Hal tersebut tentu bukan tanpa sebab, mengingat banyak faktor yang menyebabkan mengapa rasa belas kasih dan terkikisnya rasa perikemanusian di kalangan remaja. Di antara faktor tesebut, yakni: Pertama, lingkungan keluarga. Minimnya penanaman edukasi, seperti nilai-nilai agama dan moral yang dilakukan orang tua. Terlebih jika orang tua lebih disibukkan oleh pekerjaan mereka. Sehingga tak sedikit anak minim dalam mendapatkan didikan dan perhatian yang seharusnya mereka dapatkan di masa-masa tersebut.
Kedua, media. Media yang ada saat ini, baik cetak maupun online telah begitu mudah diakses, tayangannya pun beragam. Dari yang bernilai positif hingga yang negatif bahkan yang dapat merusak generasi bangsa pun tersedia. Tayangan-tayangan yang sering disaksikan tentunya tak sedikit dapat menjadi tuntunan, bahkan menginspirasi untuk melakukan suatu tindakan, baik yang sifatnya baik atau buruk sekalipun.
Ketiga, lingkungan masyarakat. Sesungguhnya lingkungan masyarakat tak kalah penting dalam membantu menopang perilaku anak agar menjadi individu yang baik. Karena jika di tengah-tengah masyarakat tak ada lagi budaya saling mengingatkan dalam kebaikan dan adanya sifat tak acuh, maka tidak menutup kemungkinan akan bertambah parahlah generasi muda penerus bangsa.
Jadi, jika ketiga hal di atas kurang terkontrol dengan baik, maka tidak menutup kemungkinan generasi muda akan semakin bobroknya kelakuan mereka di kemudain hari. Terlebih adanya kebebasan yang kebablasan dan telah jauh dari norma-norma yang berlaku di masyarakat, apalagi norma agama.
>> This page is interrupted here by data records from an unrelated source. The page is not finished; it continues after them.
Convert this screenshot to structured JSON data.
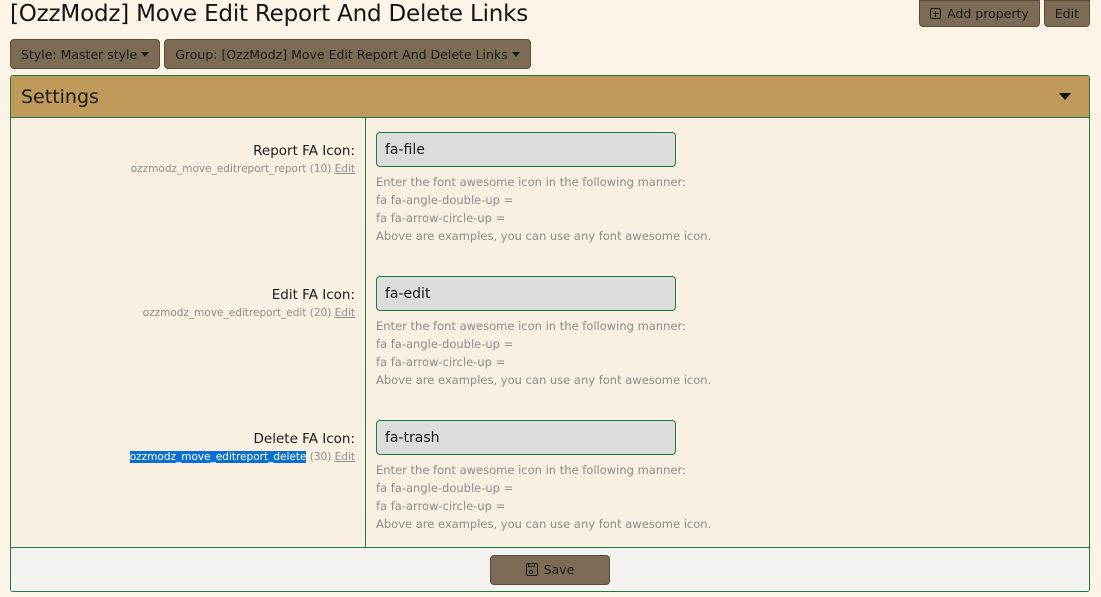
{
  "page": {
    "title": "[OzzModz] Move Edit Report And Delete Links"
  },
  "top_actions": {
    "add_property": {
      "label": "Add property",
      "icon": "plus-square-icon"
    },
    "edit": {
      "label": "Edit"
    }
  },
  "filters": {
    "style": {
      "label": "Style: Master style",
      "icon": "caret-down-icon"
    },
    "group": {
      "label": "Group: [OzzModz] Move Edit Report And Delete Links",
      "icon": "caret-down-icon"
    }
  },
  "settings_block": {
    "title": "Settings",
    "collapse_icon": "caret-down-icon",
    "rows": [
      {
        "label": "Report FA Icon:",
        "property_key": "ozzmodz_move_editreport_report",
        "order": "(10)",
        "edit_label": "Edit",
        "value": "fa-file",
        "selected": false,
        "explain": [
          "Enter the font awesome icon in the following manner:",
          "fa fa-angle-double-up =",
          "fa fa-arrow-circle-up =",
          "Above are examples, you can use any font awesome icon."
        ]
      },
      {
        "label": "Edit FA Icon:",
        "property_key": "ozzmodz_move_editreport_edit",
        "order": "(20)",
        "edit_label": "Edit",
        "value": "fa-edit",
        "selected": false,
        "explain": [
          "Enter the font awesome icon in the following manner:",
          "fa fa-angle-double-up =",
          "fa fa-arrow-circle-up =",
          "Above are examples, you can use any font awesome icon."
        ]
      },
      {
        "label": "Delete FA Icon:",
        "property_key": "ozzmodz_move_editreport_delete",
        "order": "(30)",
        "edit_label": "Edit",
        "value": "fa-trash",
        "selected": true,
        "explain": [
          "Enter the font awesome icon in the following manner:",
          "fa fa-angle-double-up =",
          "fa fa-arrow-circle-up =",
          "Above are examples, you can use any font awesome icon."
        ]
      }
    ]
  },
  "footer": {
    "save": {
      "label": "Save",
      "icon": "floppy-disk-icon"
    }
  },
  "colors": {
    "background": "#fdf3e7",
    "button": "#7d6c55",
    "header": "#bf9a5a",
    "border": "#1e7a3a",
    "input_bg": "#dcdcdc",
    "selection": "#0a6fd1"
  }
}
Sehingga banyak anak menjadi menjadi korban, bahkan pelaku kriminal.
Dari persoalan di atas, tentu perlu tindakan untuk meminimalisir bahkan membabat tuntas masalah generasi muda yang tambah rusak. Karena itu sangat penting peran lingkungan keluarga dalam mendidik anak agar menjadi manusia yang memiliki budi pekerti yang luhur dan tak hanya cerdas secara sains dan teknolgi, tapi juga spiritualnya. Karena orang tua, terlebih ibu merupakan sekolah utama dan pertama bagi anak-anaknya.
Selain itu, adanya budaya amar makruf nahi mungkar di tengah-tengah masyarakat pun penting untuk membantu menopang nilai-nilai agama dan moral yang telah diperoleh di lingkungan keluarga.
Ditambah lagi peran negara pun tak kalah penting dalam berpartisipasi dan mendukung terciptanya generasi bangsa yang tak hanya cerdas, tetapi juga berakhlakul karimah. Dalam hal ini seperti memperbanyak tayangan atau tontonan yang memiliki nilai edukasi dan menutup berbagai hal yang dapat memicu timbulnya amoral hingga kriminal.
Oleh karena itu, tidak mudah mewujudkan generasi yang memiliki budi pekerti yang luhur, jika masih minim adanya sinergi antara peran keluarga, masyarakat dan negara. Karena sesungguhya, untuk dapat menciptakan generasi yang tak hanya cerdas secara sains dan teknologi, tapi juga spiritual butuh kerja sama antara ketiga pilar tersebut. Harapannya agar generasi yang akan datang dapat menjadi tonggak peradaban yang cemerlang. Wallahu a’lam bi ash-shawab.
Fitri Suryani, Penulis Lepas.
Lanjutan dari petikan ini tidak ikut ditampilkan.